Now at length, when civil war was imminent and the conflict in the streets might hourly begin, the decemvirs renounced their usurped and dishonoured power; and the consuls Lucius Valerius and Marcus Horatius negotiated a second compromise, by which the tribunate of the plebs was again established. The impeachment of the decemvirs terminated in the two most guilty, Appius Claudius and Spurius Oppius, committing suicide in prison, while the other eight went into exile and the state confiscated their property. The prudent and moderate tribune of the plebs, Marcus Duilius, prevented further judicial prosecutions by a seasonable use of his veto.

So runs the story as recorded by the pen of the Roman aristocrats; but, even leaving out of view the accessory circumstances, the great crisis out of which the Twelve Tables arose cannot possibly have ended in such romantic adventures, and in political issues so incomprehensible. The decemvirate was, after the abolition of the monarchy and the institution of the tribunate of the people, the third great victory of the plebs; and the exasperation of the opposite party against the institution and against its head Appius Claudius is sufficiently intelligible.

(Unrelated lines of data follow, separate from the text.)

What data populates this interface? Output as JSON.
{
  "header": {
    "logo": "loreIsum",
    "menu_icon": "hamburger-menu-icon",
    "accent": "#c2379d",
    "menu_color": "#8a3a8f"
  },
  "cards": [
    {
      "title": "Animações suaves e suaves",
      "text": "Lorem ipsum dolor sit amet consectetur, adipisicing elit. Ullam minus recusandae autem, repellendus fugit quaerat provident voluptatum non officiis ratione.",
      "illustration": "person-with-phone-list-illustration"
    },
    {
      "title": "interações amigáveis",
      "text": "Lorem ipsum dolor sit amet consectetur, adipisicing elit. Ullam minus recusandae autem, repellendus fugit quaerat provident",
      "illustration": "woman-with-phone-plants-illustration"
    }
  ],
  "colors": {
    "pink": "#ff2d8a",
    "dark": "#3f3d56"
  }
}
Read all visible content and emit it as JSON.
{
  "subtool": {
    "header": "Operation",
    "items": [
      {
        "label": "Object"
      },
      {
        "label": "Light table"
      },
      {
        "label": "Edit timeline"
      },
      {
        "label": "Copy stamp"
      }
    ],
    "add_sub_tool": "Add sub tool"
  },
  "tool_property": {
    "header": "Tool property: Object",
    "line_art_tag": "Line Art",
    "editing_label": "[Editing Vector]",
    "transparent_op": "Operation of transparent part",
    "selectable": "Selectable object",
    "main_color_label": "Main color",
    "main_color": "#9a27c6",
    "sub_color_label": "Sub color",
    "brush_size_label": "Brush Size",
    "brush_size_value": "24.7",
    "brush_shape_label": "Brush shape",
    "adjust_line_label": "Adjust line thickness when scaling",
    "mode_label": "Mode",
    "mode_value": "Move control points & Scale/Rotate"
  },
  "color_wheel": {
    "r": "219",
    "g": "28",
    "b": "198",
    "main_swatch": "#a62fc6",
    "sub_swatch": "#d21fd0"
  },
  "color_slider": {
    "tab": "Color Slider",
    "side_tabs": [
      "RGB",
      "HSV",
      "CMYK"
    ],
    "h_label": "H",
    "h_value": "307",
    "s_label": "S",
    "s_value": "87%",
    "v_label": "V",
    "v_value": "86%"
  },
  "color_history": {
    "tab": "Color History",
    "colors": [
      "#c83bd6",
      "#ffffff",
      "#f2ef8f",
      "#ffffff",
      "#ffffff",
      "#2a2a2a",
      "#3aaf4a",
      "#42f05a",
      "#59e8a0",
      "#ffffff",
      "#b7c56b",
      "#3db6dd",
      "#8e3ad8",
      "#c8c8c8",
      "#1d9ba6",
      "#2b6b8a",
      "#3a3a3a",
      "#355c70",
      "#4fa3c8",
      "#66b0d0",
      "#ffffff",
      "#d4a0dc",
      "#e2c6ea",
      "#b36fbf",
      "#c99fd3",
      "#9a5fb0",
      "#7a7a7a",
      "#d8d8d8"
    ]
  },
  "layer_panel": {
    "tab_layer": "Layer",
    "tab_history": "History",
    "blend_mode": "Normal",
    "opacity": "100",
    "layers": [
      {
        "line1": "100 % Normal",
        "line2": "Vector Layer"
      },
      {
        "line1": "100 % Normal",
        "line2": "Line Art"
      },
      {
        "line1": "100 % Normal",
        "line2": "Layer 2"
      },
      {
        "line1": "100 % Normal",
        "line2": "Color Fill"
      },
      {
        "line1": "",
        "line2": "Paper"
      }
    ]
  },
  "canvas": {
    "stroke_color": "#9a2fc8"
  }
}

The plebeians had through its means secured the right of eligibility to the highest magistracy of the community and a general code of law; and it was not they that had reason to rebel against the new magistracy, and to restore the purely patrician consular government by force of arms. This end can only have been pursued by the party of the nobility, and if the patricio-plebeian decemvirs made the attempt to maintain themselves in office beyond their time, the nobility were certainly the first to enter the lists against them; on which occasion doubtless the nobles would not neglect to urge that the stipulated rights of the plebs should be curtailed and the tribunate, in particular, should be taken from it. If the nobility thereupon succeeded in setting aside the decemvirs, it is certainly conceivable that after their fall the plebs should once more assemble in arms with a view to secure the results both of the earlier revolution of 260 and of the latest movement; and the Valerio-Horatian laws of 305 can only be understood as forming a compromise in this conflict.